In Geneva, the president reserves the entire Intercontinental’s 16th floor, with some 20 rooms and two corner suites overlooking the United Nations’ Europe headquarters and Mont Blanc, said ex-employees, former Cameroon officials, and hotel reservation records reviewed by The Wall Street Journal. The staff haul armfuls of white flowers for his wife and fresh fruit platters—never cut, per presidential orders—for Mr. Biya, according to former hotel staff.
Mr. Biya’s trips cost millions of dollars apiece, said Christian Penda Ekoka, a longtime chief adviser to the president, turned opposition activist.
“He gets the money from Cameroon’s treasury” and pays in cash to keep the trips off books, said Mr. Ekoka, who used to be chief adviser to Mr. Biya and had access to trip details. “They want to avoid any trace.”
A hotel reservation receipt seen by the Journal shows the size of the president’s entourage. In one September 2017 stay, he booked at least 48 rooms. Other Cameroonians stayed in less expensive hotels, former employees said, depending on their standing with the president.
To the U.S. and Europe, Mr. Biya is a valuable if awkward ally against terrorism and migration. The U.S. keeps 200 troops and several predator drones at a base in north Cameroon. American and Israeli special forces train Mr. Biya’s troops.
The European Union has pledged 282 million euros in aid for Cameroon. The hope is the country will grow wealthier, creating jobs to lure Cameroonians back to Cameroon.
The first protests, violently repressed by the Cameroonian armed forces, broke out two years ago. Mr. Biya was at the Intercontinental. He stayed another three weeks after, according to publicly available flight data and Cameroonian state press.
In Geneva, Mr. Biya seldom leaves his corner suite, former hotel staff said. For privacy, the Cameroonian delegation installs its own internet connection and phone switchboard. He enters and exits through the service exit for daily jogs, according to former hotel employees.
Mr. Biya’s suite overlooks tranquil Lake Geneva and a boulevard with placards extolling the virtues of human rights, democracy, rule of law: Geneva is a global capital for humanitarian and pro-democracy institutions.
“I find there, each time, an excellent welcome,” wrote Mr. Biya in a 1998 letter to Intercontinental management.
His wife—38 years younger than him—is at times seen in the lobby, robed in fluorescent dresses, standing more than 6 feet tall thanks to a voluminous bouffant hairstyle nicknamed “The Banana.” A Cameroonian journalist recently called her “The Belle of the Banana Republic,” and was sentenced to two years imprisonment for insulting her.
Her aides and hairdressers tip doormen hundreds of euros to run errands. “Cameroon is like a cash machine for the hotel,” said one former employee.
“Everything we can sell them, we do,” said another.

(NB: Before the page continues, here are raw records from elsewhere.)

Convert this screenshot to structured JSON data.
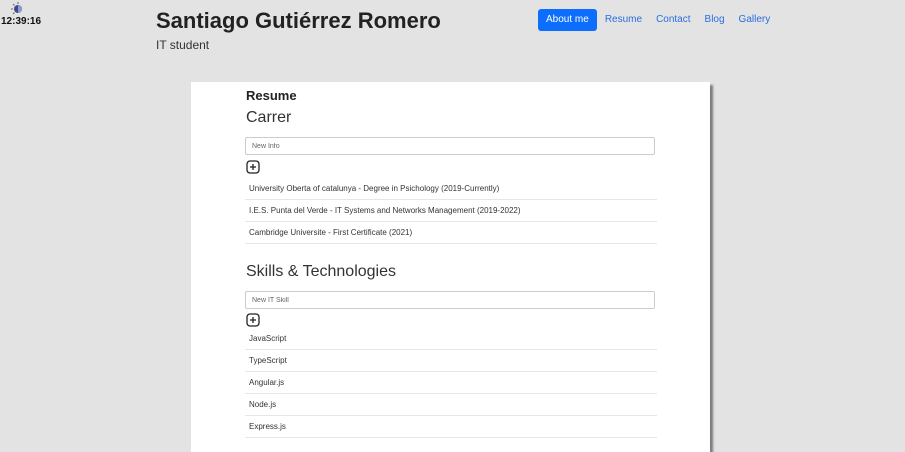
{
  "clock": {
    "time": "12:39:16"
  },
  "header": {
    "title": "Santiago Gutiérrez Romero",
    "subtitle": "IT student"
  },
  "nav": {
    "items": [
      {
        "label": "About me",
        "active": true
      },
      {
        "label": "Resume"
      },
      {
        "label": "Contact"
      },
      {
        "label": "Blog"
      },
      {
        "label": "Gallery"
      }
    ]
  },
  "resume": {
    "title": "Resume",
    "career": {
      "title": "Carrer",
      "placeholder": "New Info",
      "items": [
        "University Oberta of catalunya - Degree in Psichology (2019-Currently)",
        "I.E.S. Punta del Verde - IT Systems and Networks Management (2019-2022)",
        "Cambridge Universite - First Certificate (2021)"
      ]
    },
    "skills": {
      "title": "Skills & Technologies",
      "placeholder": "New IT Skill",
      "items": [
        "JavaScript",
        "TypeScript",
        "Angular.js",
        "Node.js",
        "Express.js"
      ]
    }
  }
}
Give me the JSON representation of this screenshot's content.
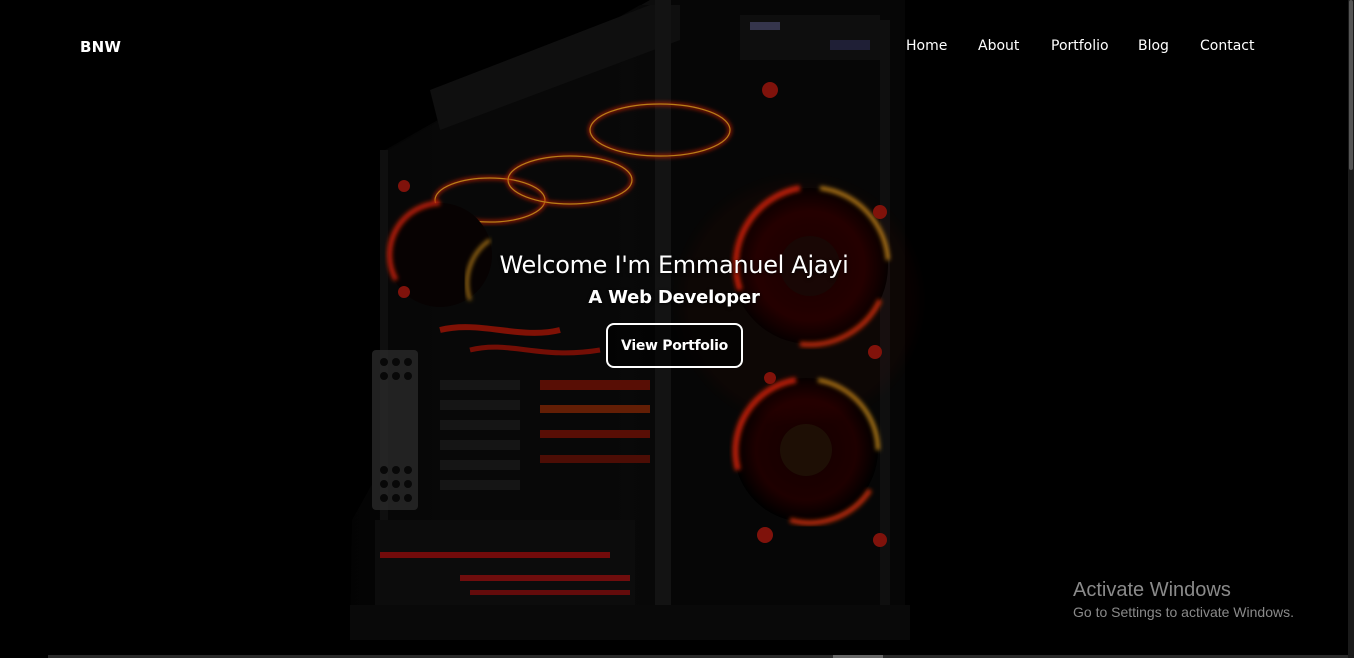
{
  "header": {
    "brand": "BNW",
    "nav": [
      {
        "label": "Home"
      },
      {
        "label": "About"
      },
      {
        "label": "Portfolio"
      },
      {
        "label": "Blog"
      },
      {
        "label": "Contact"
      }
    ]
  },
  "hero": {
    "title": "Welcome I'm Emmanuel Ajayi",
    "subtitle": "A Web Developer",
    "cta_label": "View Portfolio",
    "accent_color": "#e03010",
    "glow_color": "#ffb020"
  },
  "watermark": {
    "title": "Activate Windows",
    "subtitle": "Go to Settings to activate Windows."
  }
}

Visits begin unannounced, said current and former hotel employees, when an advanced team arrives laden with oversize luggage. Hotel management ejects guests from the 16th floor and moves them to other rooms.
Next comes a kitchen team—the president’s personal chefs from Cameroon—hauling jugs of palm oil and equatorial spices. Housekeepers taking days off are called in.
An enforcer nicknamed The General roams the hallways on the president’s behalf, chastising hotel staff, former hotel employees said.
Last comes an uninvited member of the presidential ensemble, a factory worker from Birmingham, England, who makes YouTube videos of himself shouting at Mr. Biya from outside the hotel.
“Two months again? In Geneva? At the Intercontinental Hotel?” screamed Emmanuel Kemta, a Cameroonian-born dissident in one of his more popular videos. “What are you doing here all this time, Biya?”
Two days before last month’s election, Mr. Biya made his only campaign speech. “What we have to do now is ensure peace reigns,” he said in brief remarks.
Back at the Geneva Intercontinental, staff were watching the elections closely. “They were so afraid he wouldn’t get re-elected,” said one former employee. “They would have a heart attack.”